Gerhart Hauptmann

- Der Namensgeber unserer Schule


"Eine Sache gewinnt oder verliert, durch den Mann, der sich für sie einsetzt, auch ein Gedanke und eine Meinung."

                                                                                                  - Gerhart Hauptmann

Gerhart Hauptmann wurde am 15. November 1862 als Sohn eines Gastwirtes in Bad Salzbrunn im Sudetenland im Riesengebirge (heutiges Polen) geboren.

 

Lange Zeit wusste der junge Gerhart Hauptmann nicht, was er werden sollte. Nach dem Besuch der Realschule in Breslau, wurde er zunächst Landwirtschaftsschüler und studierte anschließend Bildhauerei. Er unternahm zahlreiche Reisen innerhalb Europas und richtete sich in Rom eine Bildhauerwerkstatt ein.


Doch es zog ihn wieder nach Deutschland und so gelangte er über Dresden nach Berlin. Dort widmete er sich fortan der Dichtkunst. In seinen frühen Werken findet man viel Geheimnisvolles, Romantisches und Traumhaftes. Dies ist zurückzuführen auf seine weiten Naturwanderungen und der Annahme, darin in geheimnisvoller Wiese das "göttliche Walten" zu erkennen. Dennoch verlor Hauptmann das soziale Elend seiner Zeit nicht aus den Augen.

 

Durch die Industrialisierung, während der zweiten Hälfte des 19. Jahrhunderts, waren zahllose Menschen in wirtschaftliche Not geraten. Als erster Schriftsteller stellte Hauptmann in zahlreichen Dramen diese krasse Wirklichkeit dar.
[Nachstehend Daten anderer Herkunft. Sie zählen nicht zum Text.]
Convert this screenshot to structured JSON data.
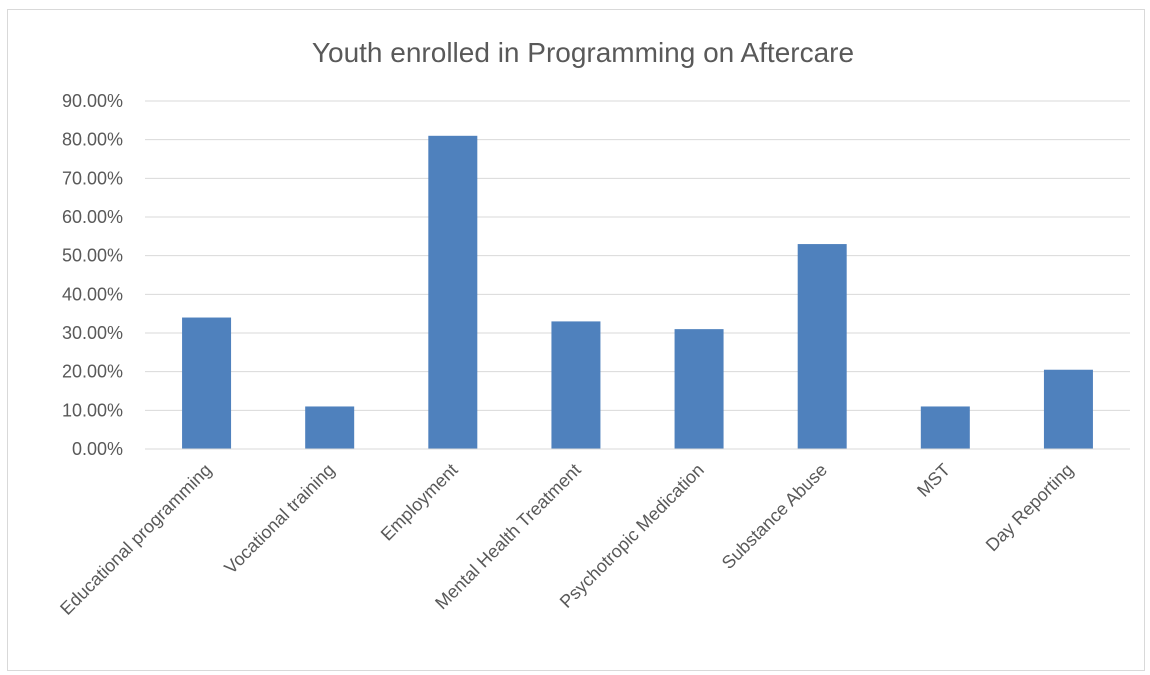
{
  "chart_data": {
    "type": "bar",
    "title": "Youth enrolled in Programming on Aftercare",
    "xlabel": "",
    "ylabel": "",
    "ylim": [
      0,
      0.9
    ],
    "y_ticks": [
      "0.00%",
      "10.00%",
      "20.00%",
      "30.00%",
      "40.00%",
      "50.00%",
      "60.00%",
      "70.00%",
      "80.00%",
      "90.00%"
    ],
    "categories": [
      "Educational programming",
      "Vocational training",
      "Employment",
      "Mental Health Treatment",
      "Psychotropic Medication",
      "Substance Abuse",
      "MST",
      "Day Reporting"
    ],
    "values": [
      0.34,
      0.11,
      0.81,
      0.33,
      0.31,
      0.53,
      0.11,
      0.205
    ],
    "grid": true,
    "legend": "none",
    "colors": {
      "bar": "#4f81bd",
      "grid": "#d9d9d9",
      "text": "#595959"
    }
  }
}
Daher nennt man ihn auch den Begründer und größten Dichter des Naturalismus in der deutschen Literatur.

 

Besonders bekannt wurden seine Schauspiele "Der Weber" (1892), "Rose Bernd" (1903) und "Die Ratten" (1911). 

Sein Gesamtwerk umfasst 30 Bühnenstücke, sieben Romane und acht Erzählungen.

Im Jahr 1912 wurde Gerhart Hauptmann der Nobelpreis für Literatur verliehen. Da er sich auch in Russland und Polen einen großen Namen verschafft hatte, durfte er Ende des Krieges in seiner Heimat bleiben und musste nicht, wie die meisten seiner Landsleute, nach Westen fliehen. Am 6. Juni 1946 starb Gerhart Hauptmann mit 84 Jahren bei Agentendorf im Riesengebirge. 

 

Um Gerhart Hauptmann zu ehren und an ihn zu erinnern, setzen sich heimatvertriebene Sudetendeutsche 1963 dafür ein, der neuen "Schule im Grund" seinen Namen zu geben.